Je trouve que le monde des festivals est similaire pour les deux secteurs, et plus facile pour Spots of Light, peut-être aussi en raison de l’expérience que j’ai acquise au fil des ans et de ma collaboration avec Kobi Mizrahi de KM Productions. Kobi est notre producteur israélien et c’est un habitué des festivals, qu’il fréquente beaucoup. Cela nous a permis de développer une stratégie précise concernant la distribution de Spots of Light, qui, en commençant par Venise – un très bon début, si je puis dire – a certainement fonctionné. J’aimerais maintenant aborder le secteur des musées/expositions, mais je le connais encore peu, nous réfléchissons donc à la meilleure façon de procéder à cet égard.
Ce qui est difficile avec la VR, cependant, c’est qu’habituellement, dans les festivals ou les expositions, une seule personne à la fois peut faire l’expérience de votre travail. Cependant, les plateformes en ligne, comme l’Oculus Store, ont un problème différent : il n’y a pas de canal privilégié pour les œuvres narratives comme les nôtres. Toutes ces expériences issues du monde des festivals ont tendance à se perdre un peu. Ce serait bien qu’il y ait un canal plus populaire, exclusivement dédié à ce genre d’œuvres, pour les offrir à un public plus large. Je suis sûr qu’un jour cela arrivera.

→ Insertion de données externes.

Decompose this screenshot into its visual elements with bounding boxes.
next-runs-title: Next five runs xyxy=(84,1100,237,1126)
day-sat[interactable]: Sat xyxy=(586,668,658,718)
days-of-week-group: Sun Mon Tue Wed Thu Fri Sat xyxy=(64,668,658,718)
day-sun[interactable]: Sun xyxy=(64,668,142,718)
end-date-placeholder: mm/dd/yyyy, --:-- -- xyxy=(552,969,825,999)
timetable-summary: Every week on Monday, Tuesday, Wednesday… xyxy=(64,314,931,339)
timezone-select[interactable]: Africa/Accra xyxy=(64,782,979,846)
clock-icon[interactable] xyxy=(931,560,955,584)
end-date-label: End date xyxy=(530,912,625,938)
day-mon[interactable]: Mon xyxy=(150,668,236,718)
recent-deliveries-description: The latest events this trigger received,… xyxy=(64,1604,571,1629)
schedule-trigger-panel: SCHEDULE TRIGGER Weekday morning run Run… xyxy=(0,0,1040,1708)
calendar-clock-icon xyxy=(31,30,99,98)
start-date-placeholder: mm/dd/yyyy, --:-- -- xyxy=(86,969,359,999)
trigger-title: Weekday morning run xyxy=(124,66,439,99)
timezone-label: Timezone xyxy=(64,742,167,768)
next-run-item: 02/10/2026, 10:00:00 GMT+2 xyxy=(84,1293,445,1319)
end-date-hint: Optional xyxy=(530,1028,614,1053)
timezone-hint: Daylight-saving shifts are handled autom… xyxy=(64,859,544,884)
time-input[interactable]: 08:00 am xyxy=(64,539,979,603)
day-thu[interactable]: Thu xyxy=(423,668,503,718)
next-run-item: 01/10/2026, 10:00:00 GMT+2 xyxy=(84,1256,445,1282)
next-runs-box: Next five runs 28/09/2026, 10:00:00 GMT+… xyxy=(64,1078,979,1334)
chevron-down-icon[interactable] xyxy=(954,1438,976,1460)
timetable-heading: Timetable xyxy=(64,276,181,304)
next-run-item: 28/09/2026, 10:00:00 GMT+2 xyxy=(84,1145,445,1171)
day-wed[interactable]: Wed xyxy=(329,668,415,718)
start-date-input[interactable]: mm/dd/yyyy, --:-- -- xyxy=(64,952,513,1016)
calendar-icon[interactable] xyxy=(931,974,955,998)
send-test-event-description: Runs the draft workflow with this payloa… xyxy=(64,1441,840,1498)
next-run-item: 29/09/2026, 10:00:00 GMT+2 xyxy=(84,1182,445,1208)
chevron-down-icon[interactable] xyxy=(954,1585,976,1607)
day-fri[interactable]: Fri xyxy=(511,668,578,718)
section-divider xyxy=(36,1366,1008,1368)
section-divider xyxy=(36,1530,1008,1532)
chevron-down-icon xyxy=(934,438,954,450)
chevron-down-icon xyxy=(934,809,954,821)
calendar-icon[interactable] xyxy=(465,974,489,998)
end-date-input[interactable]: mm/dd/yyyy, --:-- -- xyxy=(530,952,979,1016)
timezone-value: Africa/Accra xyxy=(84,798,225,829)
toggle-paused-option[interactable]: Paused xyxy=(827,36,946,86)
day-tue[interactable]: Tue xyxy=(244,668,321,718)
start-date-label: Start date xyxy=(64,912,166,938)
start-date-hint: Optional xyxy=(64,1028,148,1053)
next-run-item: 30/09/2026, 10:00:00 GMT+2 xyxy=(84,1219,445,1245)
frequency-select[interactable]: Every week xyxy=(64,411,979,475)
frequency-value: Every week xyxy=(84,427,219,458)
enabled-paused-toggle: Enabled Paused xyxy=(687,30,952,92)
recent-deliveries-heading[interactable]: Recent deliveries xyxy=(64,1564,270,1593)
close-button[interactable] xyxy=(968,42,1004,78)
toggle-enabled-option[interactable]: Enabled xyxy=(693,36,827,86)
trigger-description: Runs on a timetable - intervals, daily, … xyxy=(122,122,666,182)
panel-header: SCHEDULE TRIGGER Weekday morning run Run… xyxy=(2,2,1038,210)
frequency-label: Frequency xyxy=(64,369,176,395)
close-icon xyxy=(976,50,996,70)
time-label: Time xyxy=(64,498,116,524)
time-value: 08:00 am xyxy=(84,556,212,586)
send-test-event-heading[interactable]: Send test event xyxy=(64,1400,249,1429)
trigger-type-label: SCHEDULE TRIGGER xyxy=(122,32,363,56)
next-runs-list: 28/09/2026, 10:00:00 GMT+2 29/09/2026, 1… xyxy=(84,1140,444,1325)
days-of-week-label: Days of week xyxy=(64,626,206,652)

L’élargissement du public est, je pense, l’une de mes priorités pour l’avenir. J’aimerais trouver un moyen de permettre à un plus grand nombre de personnes de découvrir mes œuvres en même temps. Je me demande quel type de production fonctionnerait le mieux à cet égard : devrais-je créer une expérience multi-utilisateurs ? Ou peut-être simplement envisager des lieux différents tels que des galeries d’exposition qui accueillent plusieurs personnes dans la même pièce ? Je veux parvenir à une expérience plus collective et le temps me dira quelle est la meilleure façon de procéder.